Btw, I apologize to Ed for saying that he was full of himself in an earlier post. I just don't like being pigeon-holed as someone who just reads "popular" science and, is (consequently) not serious. As a matter of fact, I think that the subject of mind really does call for thinking broadly across a wide range of disciplines. Here's the current list of books that I am actively reading about this subject.

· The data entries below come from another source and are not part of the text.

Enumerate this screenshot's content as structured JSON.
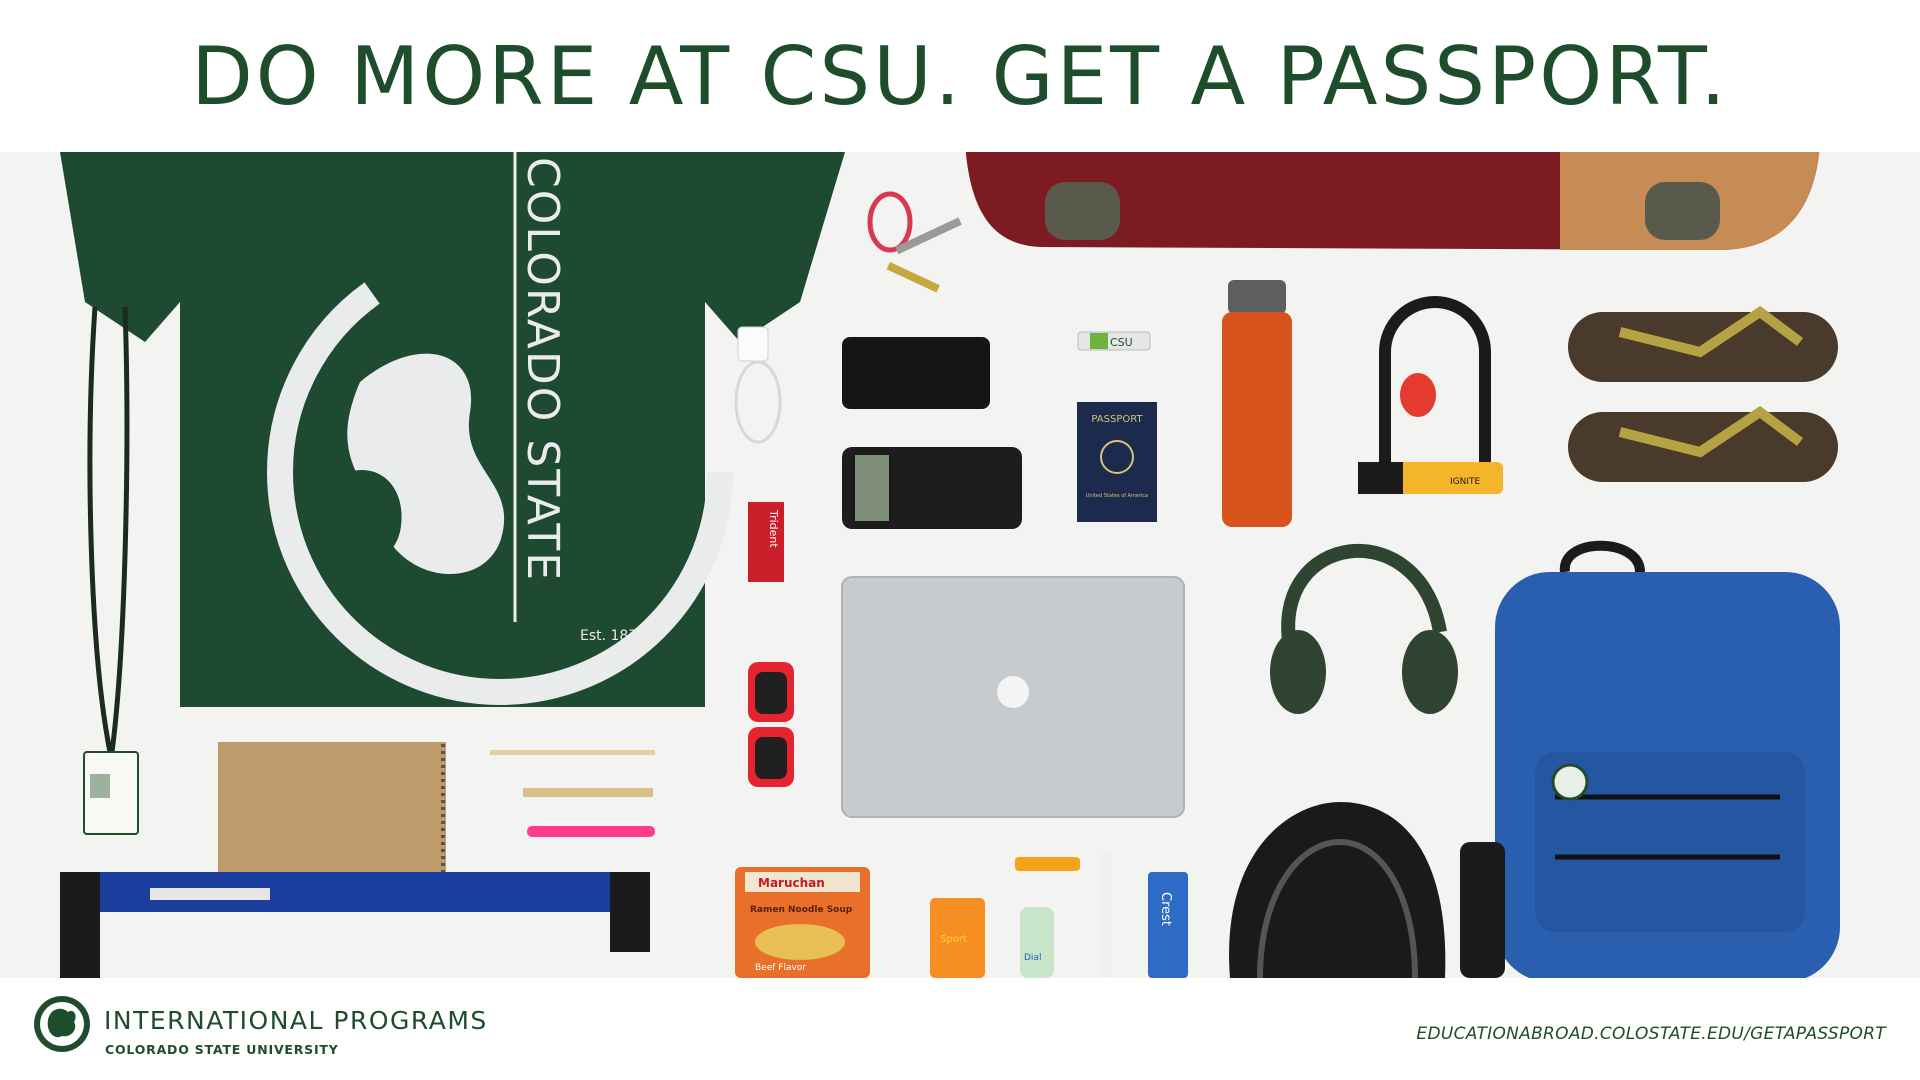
{
  "headline": "DO MORE AT CSU. GET A PASSPORT.",
  "photo": {
    "shirt_text": "COLORADO STATE",
    "shirt_est": "Est. 1870",
    "usb_label": "CSU",
    "passport_title": "PASSPORT",
    "passport_country": "United States of America",
    "noodle_brand": "Maruchan",
    "noodle_name": "Ramen Noodle Soup",
    "noodle_flavor": "Beef Flavor",
    "gum_brand": "Trident",
    "sunscreen_brand": "Sport",
    "soap_brand": "Dial",
    "toothpaste_brand": "Crest",
    "lock_label": "IGNITE"
  },
  "footer": {
    "program": "INTERNATIONAL PROGRAMS",
    "university": "COLORADO STATE UNIVERSITY",
    "url": "EDUCATIONABROAD.COLOSTATE.EDU/GETAPASSPORT"
  },
  "colors": {
    "csu_green": "#1e4d2b",
    "shirt_green": "#1f4a32",
    "backpack_blue": "#2a5fb0",
    "bottle_orange": "#d8541f"
  }
}
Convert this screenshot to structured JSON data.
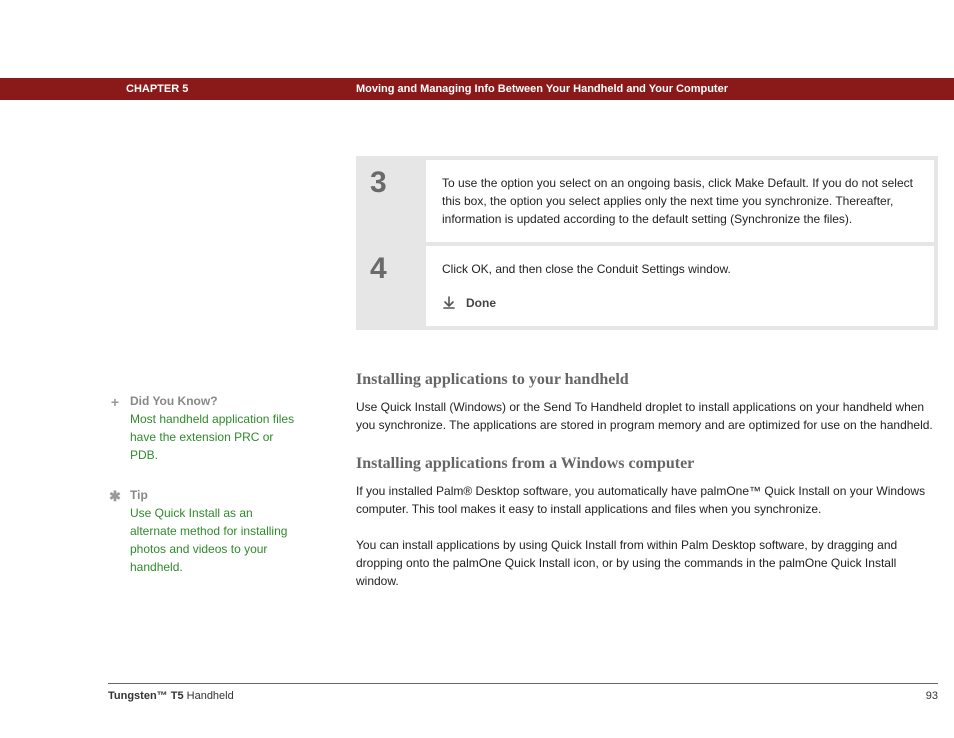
{
  "header": {
    "chapter": "CHAPTER 5",
    "title": "Moving and Managing Info Between Your Handheld and Your Computer"
  },
  "steps": [
    {
      "num": "3",
      "body": "To use the option you select on an ongoing basis, click Make Default. If you do not select this box, the option you select applies only the next time you synchronize. Thereafter, information is updated according to the default setting (Synchronize the files)."
    },
    {
      "num": "4",
      "body": "Click OK, and then close the Conduit Settings window.",
      "done": "Done"
    }
  ],
  "sidebar": [
    {
      "icon": "plus",
      "head": "Did You Know?",
      "body": "Most handheld application files have the extension PRC or PDB."
    },
    {
      "icon": "asterisk",
      "head": "Tip",
      "body": "Use Quick Install as an alternate method for installing photos and videos to your handheld."
    }
  ],
  "sections": [
    {
      "heading": "Installing applications to your handheld",
      "paragraphs": [
        "Use Quick Install (Windows) or the Send To Handheld droplet to install applications on your handheld when you synchronize. The applications are stored in program memory and are optimized for use on the handheld."
      ]
    },
    {
      "heading": "Installing applications from a Windows computer",
      "paragraphs": [
        "If you installed Palm® Desktop software, you automatically have palmOne™ Quick Install on your Windows computer. This tool makes it easy to install applications and files when you synchronize.",
        "You can install applications by using Quick Install from within Palm Desktop software, by dragging and dropping onto the palmOne Quick Install icon, or by using the commands in the palmOne Quick Install window."
      ]
    }
  ],
  "footer": {
    "product_bold": "Tungsten™ T5",
    "product_rest": " Handheld",
    "page": "93"
  }
}
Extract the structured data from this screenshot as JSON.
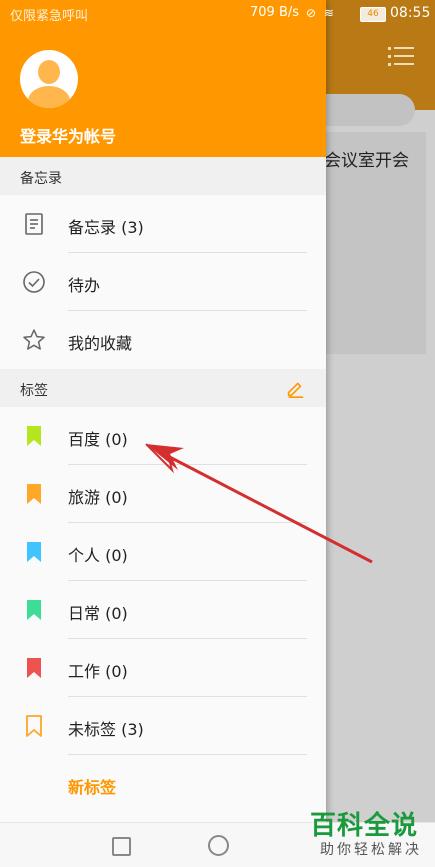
{
  "status_bar": {
    "carrier": "仅限紧急呼叫",
    "net_speed": "709 B/s",
    "battery": "46",
    "time": "08:55"
  },
  "background_app": {
    "card_text": "会议室开会",
    "menu_icon": "list-icon"
  },
  "drawer": {
    "account": {
      "login_label": "登录华为帐号",
      "avatar_icon": "user-avatar-icon"
    },
    "notes_section": {
      "title": "备忘录",
      "items": [
        {
          "label": "备忘录 (3)",
          "icon": "note-icon"
        },
        {
          "label": "待办",
          "icon": "check-circle-icon"
        },
        {
          "label": "我的收藏",
          "icon": "star-icon"
        }
      ]
    },
    "tags_section": {
      "title": "标签",
      "edit_icon": "pencil-icon",
      "items": [
        {
          "label": "百度 (0)",
          "color": "#b5e61d"
        },
        {
          "label": "旅游 (0)",
          "color": "#ffa726"
        },
        {
          "label": "个人 (0)",
          "color": "#40c4ff"
        },
        {
          "label": "日常 (0)",
          "color": "#3ddc97"
        },
        {
          "label": "工作 (0)",
          "color": "#ef5350"
        },
        {
          "label": "未标签 (3)",
          "color": "#ffa726"
        }
      ],
      "new_tag_label": "新标签"
    }
  },
  "nav_bar": {
    "recent_icon": "square-icon",
    "home_icon": "circle-icon"
  },
  "watermark": {
    "title": "百科全说",
    "subtitle": "助你轻松解决"
  },
  "colors": {
    "accent": "#ff9800",
    "annotation_arrow": "#d32f2f"
  }
}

* The Search for Memory -- Eric Kandel (Nobel Prize winner)
* DNA -- James Watson (Nobel Prize winner)
* The Selfish Gene -- Richard Dawkins
* How the Mind Works -- Steven Pinker

I just ordered Stuart Kauffman's Origin of Order: Self Organization and Selection in Evolution. So far, I am skeptical.
MH2

Boulder climber
Andy Cairns
Mar 4, 2019 - 03:57pm PT
I can imagine an organism much smarter than us -- having more intelligence; but without the feeling of consciousness. I can also imagine a robot like this (which scares me).


Without consciousness?

Without the feeling of consciousness?

Without either?



What scares you? That the organism or robot would be a threat to us? What would it stand to gain from hurting us? What if it were like us versus bacteria: unaware of or indifferent to our own "feelings" and having no qualms about getting rid of us if we irritated it.

These possibilities have been well explored in speculative fiction, as far as humans can currently go, at least.
eeyonkee

Trad climber
Golden, CO
Mar 4, 2019 - 04:05pm PT
What scares you? That the organism or robot would be a threat to us?
Yes. I'm thinking of HAL in 2001 A Space Odyssey.

Why the need for consciousness? Intelligence doesn't need consciousness (exhibit one; AlphaOne).

Maybe ants or The Borg will take over some day. Survival algorithms do not require consciousness.
WBraun

climber
Mar 4, 2019 - 04:24pm PT
Intelligence doesn't need conscioness.


You keep proving that you are making up bullsh!t.

Keep proving you know absolutely nothing at all what conscioness is perid.

You proving you really have no clue at all to life, conscioness, and intelligence period.

You just don't care at all and just throw out statements for the pure hell of it disguised as science.

You are perfect representation of scientism gone amok .......
eeyonkee

Trad climber
Golden, CO
Mar 4, 2019 - 06:03pm PT
Alas!
jogill

climber
Colorado
Mar 4, 2019 - 09:18pm PT
Thinking of consciousness as a feeling doesn't seem quite right, although consciousness appears to be a necessary condition for feeling.